Unfortunately, managing pH fluctuations is just one of the things you have to do. The good news is that it is relatively simple. Fluctuations in pH are caused by a number of things but mainly by the growing processes which are going on.
When plants are actively growing in the vegetative phase, they use a lot of nitrogen. This high nitrogen use changes the pH of the nutrient solution either up or down, depending on the type of nitrogen. The two main forms used are nitrate and ammonium. If the nitrate form is being taken up, then the pH of the solution will rise. If it’s the ammonium form, then the pH will drop.
The form available naturally depends on what is in the nutrient solution. Most commercial nutrient solutions contain predominantly the nitrate form. So, this means that the pH solution will be rising, sometimes rather sharply. If this happens, it means that your plants are healthy and growing strongly.

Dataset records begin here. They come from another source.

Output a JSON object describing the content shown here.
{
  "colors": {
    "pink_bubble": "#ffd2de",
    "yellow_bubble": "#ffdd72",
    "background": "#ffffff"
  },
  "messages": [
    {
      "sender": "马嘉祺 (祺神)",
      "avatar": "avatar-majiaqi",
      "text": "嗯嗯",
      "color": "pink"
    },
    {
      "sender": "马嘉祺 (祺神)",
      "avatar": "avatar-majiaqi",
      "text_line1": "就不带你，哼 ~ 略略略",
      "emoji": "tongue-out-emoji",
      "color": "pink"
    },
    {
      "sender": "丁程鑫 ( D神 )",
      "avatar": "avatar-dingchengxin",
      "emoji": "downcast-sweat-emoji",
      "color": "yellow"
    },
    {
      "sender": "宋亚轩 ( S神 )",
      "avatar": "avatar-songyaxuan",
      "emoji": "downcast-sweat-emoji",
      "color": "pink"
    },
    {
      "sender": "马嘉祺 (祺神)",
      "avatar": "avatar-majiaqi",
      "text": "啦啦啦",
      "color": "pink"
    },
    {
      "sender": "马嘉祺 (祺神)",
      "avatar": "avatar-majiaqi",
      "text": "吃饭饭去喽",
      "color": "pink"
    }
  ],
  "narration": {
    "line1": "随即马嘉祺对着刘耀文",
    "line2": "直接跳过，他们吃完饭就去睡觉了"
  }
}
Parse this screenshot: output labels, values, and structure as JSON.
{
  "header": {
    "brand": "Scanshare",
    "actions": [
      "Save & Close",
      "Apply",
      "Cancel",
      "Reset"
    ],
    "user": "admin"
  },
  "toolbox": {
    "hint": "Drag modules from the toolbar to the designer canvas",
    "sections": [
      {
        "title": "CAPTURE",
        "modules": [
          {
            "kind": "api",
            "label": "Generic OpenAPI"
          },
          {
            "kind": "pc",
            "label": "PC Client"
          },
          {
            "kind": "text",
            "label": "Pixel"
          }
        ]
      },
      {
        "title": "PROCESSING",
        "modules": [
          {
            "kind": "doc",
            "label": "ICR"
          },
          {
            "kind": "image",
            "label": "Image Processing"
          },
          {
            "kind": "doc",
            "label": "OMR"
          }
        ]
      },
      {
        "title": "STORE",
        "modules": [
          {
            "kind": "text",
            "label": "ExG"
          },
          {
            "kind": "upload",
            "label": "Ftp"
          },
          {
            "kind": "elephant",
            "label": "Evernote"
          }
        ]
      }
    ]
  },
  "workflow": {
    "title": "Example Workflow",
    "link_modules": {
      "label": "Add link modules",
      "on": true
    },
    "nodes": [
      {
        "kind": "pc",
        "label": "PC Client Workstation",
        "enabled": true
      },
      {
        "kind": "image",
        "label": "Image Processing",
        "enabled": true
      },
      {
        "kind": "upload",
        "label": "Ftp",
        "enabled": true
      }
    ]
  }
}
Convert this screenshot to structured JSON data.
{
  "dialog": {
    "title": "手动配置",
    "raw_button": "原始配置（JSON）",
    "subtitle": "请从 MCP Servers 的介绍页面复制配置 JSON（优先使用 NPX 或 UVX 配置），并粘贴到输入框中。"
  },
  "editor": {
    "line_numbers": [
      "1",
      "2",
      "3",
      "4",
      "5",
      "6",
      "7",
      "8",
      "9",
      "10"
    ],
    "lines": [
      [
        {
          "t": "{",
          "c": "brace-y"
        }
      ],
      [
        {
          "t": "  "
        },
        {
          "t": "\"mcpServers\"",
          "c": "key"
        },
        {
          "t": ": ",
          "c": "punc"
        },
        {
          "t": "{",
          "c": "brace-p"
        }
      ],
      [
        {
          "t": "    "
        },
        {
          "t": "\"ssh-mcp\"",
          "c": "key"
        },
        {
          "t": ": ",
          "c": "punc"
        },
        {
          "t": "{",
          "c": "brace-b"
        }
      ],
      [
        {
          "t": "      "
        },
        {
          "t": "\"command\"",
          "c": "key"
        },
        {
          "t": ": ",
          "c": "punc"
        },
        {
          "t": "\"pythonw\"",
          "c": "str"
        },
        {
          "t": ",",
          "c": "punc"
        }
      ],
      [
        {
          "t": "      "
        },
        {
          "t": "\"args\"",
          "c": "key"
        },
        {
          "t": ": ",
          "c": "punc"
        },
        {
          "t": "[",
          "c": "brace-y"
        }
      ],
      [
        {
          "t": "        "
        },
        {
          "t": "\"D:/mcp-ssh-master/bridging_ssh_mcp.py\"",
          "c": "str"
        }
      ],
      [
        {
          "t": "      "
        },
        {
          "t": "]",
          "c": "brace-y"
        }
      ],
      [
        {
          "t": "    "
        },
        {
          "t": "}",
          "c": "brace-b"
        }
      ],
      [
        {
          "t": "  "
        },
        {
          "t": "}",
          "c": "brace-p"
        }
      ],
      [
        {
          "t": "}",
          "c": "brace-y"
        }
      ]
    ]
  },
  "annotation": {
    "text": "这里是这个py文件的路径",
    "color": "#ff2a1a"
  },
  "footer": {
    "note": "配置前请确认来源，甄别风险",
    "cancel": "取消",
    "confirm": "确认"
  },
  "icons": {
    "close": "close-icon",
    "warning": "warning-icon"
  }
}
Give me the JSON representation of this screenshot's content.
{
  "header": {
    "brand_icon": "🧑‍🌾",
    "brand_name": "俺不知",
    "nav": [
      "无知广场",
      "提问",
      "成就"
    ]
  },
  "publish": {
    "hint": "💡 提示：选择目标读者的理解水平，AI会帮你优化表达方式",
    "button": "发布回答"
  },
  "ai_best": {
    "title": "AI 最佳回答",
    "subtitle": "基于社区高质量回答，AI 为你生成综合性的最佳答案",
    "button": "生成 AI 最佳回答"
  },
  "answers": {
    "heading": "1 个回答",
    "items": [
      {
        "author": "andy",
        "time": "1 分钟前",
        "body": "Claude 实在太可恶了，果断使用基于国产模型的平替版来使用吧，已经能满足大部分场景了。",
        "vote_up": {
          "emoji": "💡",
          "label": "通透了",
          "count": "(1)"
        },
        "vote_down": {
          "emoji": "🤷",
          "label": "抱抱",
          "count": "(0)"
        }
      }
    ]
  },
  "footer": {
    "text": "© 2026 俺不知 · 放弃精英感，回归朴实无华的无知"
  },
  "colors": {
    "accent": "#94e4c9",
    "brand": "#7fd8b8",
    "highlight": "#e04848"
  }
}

If the nutrient is mainly ammonium, then the pH will drop sharply. This form of nitrogen is not used widely, though; commercial growers use a mix of the two to try to limit the rises. These same commercial growers, however, are happy to see the rise-it means their crop is growing well.The majority of commercial nutrients contain mainly nitrate with a bit of ammonium to try to limit the rise. As there is desirable nitrate to ammonium ratio, though, generally there’s not enough ammonium to make the solution pH drop.
During the bloom phase, the plant is taking up a lot more potassium which will tend to make the pH drop. However, it is still taking up some nitrate (pH rise) so the net result is usually a slow pH drift one way or the other.
Plant roots also contribute carbon dioxide to the medium or solution which has a slight acidifying effect.